The Iowa Finance Authority, which manages borrowing for the state revolving fund, will refund about $200 million in existing debt with the remainder of the transaction raising new money, said Lori Beary, the authority's SRF program coordinator.
JPMorgan is running the books on the sale with three other underwriters on the deal. Public Financial Management Inc. is advising the authority. Dorsey & Whitney LLP is bond counsel.
The program provides low-cost loans to municipalities to upgrade drinking water and wastewater infrastructure. The program has served more than 500 local municipalities through $2.4 billion in financing.
"The bonds will be designated as 'Green Bonds' based on the fact that the proceeds of the bonds will be used to finance projects that adhere to the federal Clean Water Act and Safe Drinking Water Act," the authority said in a statement.
The authority's past revolving fund issuance qualified under the "green" criteria, but the authority is hoping the growing popularity of the designation and the marketing of the bonds as such will help generate more demand and increase the paper's universe of buyers.

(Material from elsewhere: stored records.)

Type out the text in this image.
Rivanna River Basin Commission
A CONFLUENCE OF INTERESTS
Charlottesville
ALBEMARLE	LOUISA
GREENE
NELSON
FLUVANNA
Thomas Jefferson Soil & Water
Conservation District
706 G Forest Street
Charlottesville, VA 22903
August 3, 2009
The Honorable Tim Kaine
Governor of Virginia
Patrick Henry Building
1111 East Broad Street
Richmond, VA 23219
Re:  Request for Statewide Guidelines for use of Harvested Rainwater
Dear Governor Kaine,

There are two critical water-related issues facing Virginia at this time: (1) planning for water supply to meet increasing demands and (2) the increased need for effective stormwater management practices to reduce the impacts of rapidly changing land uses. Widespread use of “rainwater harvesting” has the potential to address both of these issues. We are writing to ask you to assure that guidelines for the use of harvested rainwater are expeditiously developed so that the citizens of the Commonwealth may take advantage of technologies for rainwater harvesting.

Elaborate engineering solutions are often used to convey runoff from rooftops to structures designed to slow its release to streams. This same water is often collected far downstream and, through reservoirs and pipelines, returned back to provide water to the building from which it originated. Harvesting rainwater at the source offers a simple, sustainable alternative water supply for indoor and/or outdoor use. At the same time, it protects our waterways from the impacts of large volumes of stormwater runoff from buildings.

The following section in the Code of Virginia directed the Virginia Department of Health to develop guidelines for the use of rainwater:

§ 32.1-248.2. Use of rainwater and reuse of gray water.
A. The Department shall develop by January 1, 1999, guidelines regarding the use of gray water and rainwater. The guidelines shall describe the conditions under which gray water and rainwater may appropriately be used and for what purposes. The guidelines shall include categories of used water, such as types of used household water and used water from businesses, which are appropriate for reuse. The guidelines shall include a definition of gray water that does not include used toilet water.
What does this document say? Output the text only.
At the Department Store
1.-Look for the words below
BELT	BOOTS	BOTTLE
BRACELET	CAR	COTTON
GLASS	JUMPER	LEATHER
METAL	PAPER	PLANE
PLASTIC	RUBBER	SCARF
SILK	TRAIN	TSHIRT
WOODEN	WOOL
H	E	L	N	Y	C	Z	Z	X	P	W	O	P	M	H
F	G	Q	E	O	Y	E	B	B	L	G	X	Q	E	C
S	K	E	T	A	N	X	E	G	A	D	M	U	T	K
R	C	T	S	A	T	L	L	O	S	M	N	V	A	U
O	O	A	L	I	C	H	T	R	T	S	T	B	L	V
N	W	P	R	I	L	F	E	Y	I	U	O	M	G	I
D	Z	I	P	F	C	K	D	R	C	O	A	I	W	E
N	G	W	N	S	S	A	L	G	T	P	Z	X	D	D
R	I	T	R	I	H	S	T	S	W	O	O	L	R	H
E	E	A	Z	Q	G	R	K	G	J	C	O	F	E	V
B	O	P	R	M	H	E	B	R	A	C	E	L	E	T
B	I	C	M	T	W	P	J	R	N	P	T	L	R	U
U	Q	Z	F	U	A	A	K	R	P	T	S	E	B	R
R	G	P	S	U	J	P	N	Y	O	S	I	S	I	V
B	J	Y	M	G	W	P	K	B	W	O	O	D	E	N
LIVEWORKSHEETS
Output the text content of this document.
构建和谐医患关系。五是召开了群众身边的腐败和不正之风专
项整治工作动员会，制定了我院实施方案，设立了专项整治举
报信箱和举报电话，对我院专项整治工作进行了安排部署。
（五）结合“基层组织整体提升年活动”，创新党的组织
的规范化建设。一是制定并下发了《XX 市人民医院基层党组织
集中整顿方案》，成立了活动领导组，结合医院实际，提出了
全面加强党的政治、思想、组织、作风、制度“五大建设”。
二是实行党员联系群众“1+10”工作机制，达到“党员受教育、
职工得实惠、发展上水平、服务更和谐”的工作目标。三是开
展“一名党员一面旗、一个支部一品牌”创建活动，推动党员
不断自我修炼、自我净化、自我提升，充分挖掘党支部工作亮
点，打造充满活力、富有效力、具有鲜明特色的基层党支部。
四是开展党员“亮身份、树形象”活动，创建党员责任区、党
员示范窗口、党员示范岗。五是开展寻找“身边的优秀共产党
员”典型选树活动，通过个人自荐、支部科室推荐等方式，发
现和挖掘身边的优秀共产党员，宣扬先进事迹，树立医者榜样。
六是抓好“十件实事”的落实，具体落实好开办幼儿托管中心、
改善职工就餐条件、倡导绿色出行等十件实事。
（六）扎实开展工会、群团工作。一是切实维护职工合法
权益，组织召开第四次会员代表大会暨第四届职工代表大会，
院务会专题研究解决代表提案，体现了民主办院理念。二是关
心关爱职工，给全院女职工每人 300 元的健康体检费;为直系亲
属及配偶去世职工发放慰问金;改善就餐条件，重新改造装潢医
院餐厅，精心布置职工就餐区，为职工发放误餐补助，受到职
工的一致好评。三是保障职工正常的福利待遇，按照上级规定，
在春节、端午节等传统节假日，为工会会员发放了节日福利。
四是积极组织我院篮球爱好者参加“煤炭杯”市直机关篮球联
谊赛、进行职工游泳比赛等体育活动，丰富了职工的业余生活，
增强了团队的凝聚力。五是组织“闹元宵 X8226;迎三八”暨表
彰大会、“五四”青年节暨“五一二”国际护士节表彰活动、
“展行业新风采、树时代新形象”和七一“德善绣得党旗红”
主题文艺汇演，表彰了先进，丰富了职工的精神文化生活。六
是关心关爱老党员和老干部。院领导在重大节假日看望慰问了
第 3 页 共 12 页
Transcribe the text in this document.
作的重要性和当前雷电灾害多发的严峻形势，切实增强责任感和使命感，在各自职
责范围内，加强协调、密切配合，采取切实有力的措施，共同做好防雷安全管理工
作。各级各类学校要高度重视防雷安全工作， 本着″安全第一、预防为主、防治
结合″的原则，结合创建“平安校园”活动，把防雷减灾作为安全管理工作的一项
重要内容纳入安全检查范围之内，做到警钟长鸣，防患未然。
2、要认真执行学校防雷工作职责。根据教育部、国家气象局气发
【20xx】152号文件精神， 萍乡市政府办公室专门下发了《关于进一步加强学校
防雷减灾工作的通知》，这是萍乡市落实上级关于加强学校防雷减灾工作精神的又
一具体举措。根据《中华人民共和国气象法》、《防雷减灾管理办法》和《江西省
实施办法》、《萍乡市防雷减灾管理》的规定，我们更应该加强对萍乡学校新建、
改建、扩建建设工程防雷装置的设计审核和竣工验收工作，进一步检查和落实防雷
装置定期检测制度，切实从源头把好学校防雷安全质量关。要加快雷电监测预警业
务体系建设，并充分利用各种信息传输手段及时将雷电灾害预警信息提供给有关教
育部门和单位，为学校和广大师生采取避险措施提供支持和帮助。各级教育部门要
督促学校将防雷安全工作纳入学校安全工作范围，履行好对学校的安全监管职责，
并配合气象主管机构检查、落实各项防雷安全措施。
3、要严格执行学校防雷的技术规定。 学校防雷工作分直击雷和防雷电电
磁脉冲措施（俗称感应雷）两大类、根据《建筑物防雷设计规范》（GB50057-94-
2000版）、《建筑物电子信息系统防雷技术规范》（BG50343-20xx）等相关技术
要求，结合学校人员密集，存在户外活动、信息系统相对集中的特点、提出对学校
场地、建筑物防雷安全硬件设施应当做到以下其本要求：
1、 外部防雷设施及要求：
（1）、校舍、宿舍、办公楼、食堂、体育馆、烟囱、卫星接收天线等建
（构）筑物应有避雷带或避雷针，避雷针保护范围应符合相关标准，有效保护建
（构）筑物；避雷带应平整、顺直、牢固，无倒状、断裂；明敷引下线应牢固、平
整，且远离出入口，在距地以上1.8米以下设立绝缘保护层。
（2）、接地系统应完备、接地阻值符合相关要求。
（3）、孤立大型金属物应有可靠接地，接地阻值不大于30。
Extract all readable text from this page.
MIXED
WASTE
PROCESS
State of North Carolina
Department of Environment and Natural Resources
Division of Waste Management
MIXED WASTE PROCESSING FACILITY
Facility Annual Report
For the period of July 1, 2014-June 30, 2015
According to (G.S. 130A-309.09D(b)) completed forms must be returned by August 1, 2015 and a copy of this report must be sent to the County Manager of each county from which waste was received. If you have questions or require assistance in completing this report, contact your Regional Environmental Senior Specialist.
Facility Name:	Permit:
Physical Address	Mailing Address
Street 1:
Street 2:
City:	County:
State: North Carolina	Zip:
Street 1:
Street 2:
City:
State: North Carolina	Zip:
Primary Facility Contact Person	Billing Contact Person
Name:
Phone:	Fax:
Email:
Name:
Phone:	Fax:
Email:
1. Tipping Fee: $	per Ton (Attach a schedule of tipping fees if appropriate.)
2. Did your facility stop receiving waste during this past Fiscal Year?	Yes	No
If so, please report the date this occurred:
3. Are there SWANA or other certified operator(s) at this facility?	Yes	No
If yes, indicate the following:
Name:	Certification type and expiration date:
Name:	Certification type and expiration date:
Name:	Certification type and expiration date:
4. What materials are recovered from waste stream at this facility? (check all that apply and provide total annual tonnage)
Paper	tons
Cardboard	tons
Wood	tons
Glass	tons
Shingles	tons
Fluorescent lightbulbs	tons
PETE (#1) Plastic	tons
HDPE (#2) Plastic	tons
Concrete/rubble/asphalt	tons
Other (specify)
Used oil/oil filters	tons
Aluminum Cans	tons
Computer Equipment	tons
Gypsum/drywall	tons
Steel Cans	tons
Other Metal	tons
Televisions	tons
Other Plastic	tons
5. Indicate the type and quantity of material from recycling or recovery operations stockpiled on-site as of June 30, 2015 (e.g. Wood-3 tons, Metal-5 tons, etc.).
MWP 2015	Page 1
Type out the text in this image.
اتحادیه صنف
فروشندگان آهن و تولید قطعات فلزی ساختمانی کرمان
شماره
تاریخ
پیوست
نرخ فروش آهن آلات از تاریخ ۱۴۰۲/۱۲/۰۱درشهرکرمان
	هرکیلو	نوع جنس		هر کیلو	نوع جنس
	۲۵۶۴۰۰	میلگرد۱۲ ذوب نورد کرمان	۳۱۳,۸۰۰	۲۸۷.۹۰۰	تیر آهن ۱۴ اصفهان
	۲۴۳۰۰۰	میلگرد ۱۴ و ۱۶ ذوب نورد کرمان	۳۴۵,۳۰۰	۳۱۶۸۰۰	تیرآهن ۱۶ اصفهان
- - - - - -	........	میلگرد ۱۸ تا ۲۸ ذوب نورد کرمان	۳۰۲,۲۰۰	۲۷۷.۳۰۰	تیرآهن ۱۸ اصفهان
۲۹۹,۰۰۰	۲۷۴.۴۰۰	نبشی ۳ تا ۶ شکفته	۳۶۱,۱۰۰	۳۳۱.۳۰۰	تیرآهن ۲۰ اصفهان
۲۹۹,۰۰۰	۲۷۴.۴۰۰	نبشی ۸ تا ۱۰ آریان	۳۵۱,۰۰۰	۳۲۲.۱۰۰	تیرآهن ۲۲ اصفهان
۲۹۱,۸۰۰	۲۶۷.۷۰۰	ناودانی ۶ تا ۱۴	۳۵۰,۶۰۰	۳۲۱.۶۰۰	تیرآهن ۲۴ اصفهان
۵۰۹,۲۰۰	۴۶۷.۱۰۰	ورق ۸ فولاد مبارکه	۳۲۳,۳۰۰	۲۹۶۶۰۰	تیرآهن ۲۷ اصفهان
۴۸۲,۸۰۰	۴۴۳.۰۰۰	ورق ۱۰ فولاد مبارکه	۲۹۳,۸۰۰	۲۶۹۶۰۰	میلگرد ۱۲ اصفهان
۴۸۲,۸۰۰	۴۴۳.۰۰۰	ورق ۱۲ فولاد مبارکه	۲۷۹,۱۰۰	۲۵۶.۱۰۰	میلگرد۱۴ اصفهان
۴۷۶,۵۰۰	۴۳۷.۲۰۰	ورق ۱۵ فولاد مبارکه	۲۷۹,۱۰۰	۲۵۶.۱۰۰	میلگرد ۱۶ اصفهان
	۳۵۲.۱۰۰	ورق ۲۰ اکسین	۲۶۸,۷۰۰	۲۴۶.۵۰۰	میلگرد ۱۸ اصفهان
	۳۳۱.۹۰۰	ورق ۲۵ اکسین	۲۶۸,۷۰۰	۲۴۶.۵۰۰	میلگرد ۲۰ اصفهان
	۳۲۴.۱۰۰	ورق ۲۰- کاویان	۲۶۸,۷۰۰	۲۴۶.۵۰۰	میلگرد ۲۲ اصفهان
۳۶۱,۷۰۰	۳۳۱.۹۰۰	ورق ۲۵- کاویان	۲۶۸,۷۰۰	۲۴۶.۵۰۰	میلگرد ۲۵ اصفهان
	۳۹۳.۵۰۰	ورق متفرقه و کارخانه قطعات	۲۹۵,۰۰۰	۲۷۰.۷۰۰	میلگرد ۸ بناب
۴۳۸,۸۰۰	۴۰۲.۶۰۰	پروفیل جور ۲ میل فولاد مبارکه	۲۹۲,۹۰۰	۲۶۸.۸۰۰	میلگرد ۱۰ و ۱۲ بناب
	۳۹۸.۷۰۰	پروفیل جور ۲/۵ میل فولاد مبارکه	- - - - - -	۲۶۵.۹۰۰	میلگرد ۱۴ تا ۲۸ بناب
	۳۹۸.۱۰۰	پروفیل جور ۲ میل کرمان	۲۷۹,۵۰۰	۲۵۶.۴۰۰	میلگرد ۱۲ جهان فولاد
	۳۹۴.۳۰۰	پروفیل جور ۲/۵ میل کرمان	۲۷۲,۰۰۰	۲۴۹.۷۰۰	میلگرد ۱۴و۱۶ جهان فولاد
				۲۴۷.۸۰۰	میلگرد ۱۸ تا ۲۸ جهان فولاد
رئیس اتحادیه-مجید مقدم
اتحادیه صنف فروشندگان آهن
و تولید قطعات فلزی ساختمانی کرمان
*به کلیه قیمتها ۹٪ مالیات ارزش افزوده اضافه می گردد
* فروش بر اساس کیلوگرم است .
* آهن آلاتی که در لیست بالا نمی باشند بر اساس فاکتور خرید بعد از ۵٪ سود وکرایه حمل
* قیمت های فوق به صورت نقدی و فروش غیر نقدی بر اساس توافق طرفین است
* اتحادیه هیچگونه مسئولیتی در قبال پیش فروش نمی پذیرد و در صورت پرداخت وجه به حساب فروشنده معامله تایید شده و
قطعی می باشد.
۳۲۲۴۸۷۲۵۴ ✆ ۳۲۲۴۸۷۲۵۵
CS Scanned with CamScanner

As part of the green designation, the authority is "explaining in more detail the actual projects being funded with the loans," Beary said. That new information is in addition to details provided on the borrower.
The bonds are secured by loan principal and interest amounts pledged under bond documents, account investment earnings, and money in a pledged equity fund. Ahead of the sale, rating agencies affirmed the program's triple-A marks. The ratings impact about $877 million of debt.
"The Aaa rating reflects the program's high default tolerance and the credit quality of the underlying borrowers, Moody's Investors Service said.
Fitch Ratings said its cash flow modeling "demonstrates that the SRF program can continue to pay bond debt service even if there were loan defaults in excess" of its top-rated liability default hurdle.
More than 60% of the program's 445 participants are assumed to be small and are not rated by Fitch, but loan provisions are strong with virtually all loan principal secured by senior lien water, sewer, or general obligation pledges, or some combination of the three.
The program is strengthened by cross-collateralization features that allow for the use of excess funds from the clean water SRF to cover deficiencies in the drinking water SRF and vice versa, reducing the chances of defaults. The programs are aide by federal grants captured through state matching funds.
The two programs currently have $1.46 billion in loans outstanding and no defaults have occurred under either program, Standard & Poor's said. The figure includes about $1.1 billion of loans under the clean water program and $415 million under the drinking water program.
The SRF programs' scheduled loan repayments are projected to provide minimum debt service
coverage of 1.2 times, which does not include approximately $250 million in pledged and available money in the equity fund.
The IFA manages the review, processing, underwriting, and approval of program-eligible loans that meet the minimum coverage requirements while the Iowa Department of Natural Resources administers and monitors program operations, project progress, and provided technical support to participants.
Standard & Poor's said the program's stable outlook reflects its "expectation that the district's strong management of the loan portfolio will continue, and that collateralization levels will continue to enable coverage of a very high level of potential defaults and delinquencies."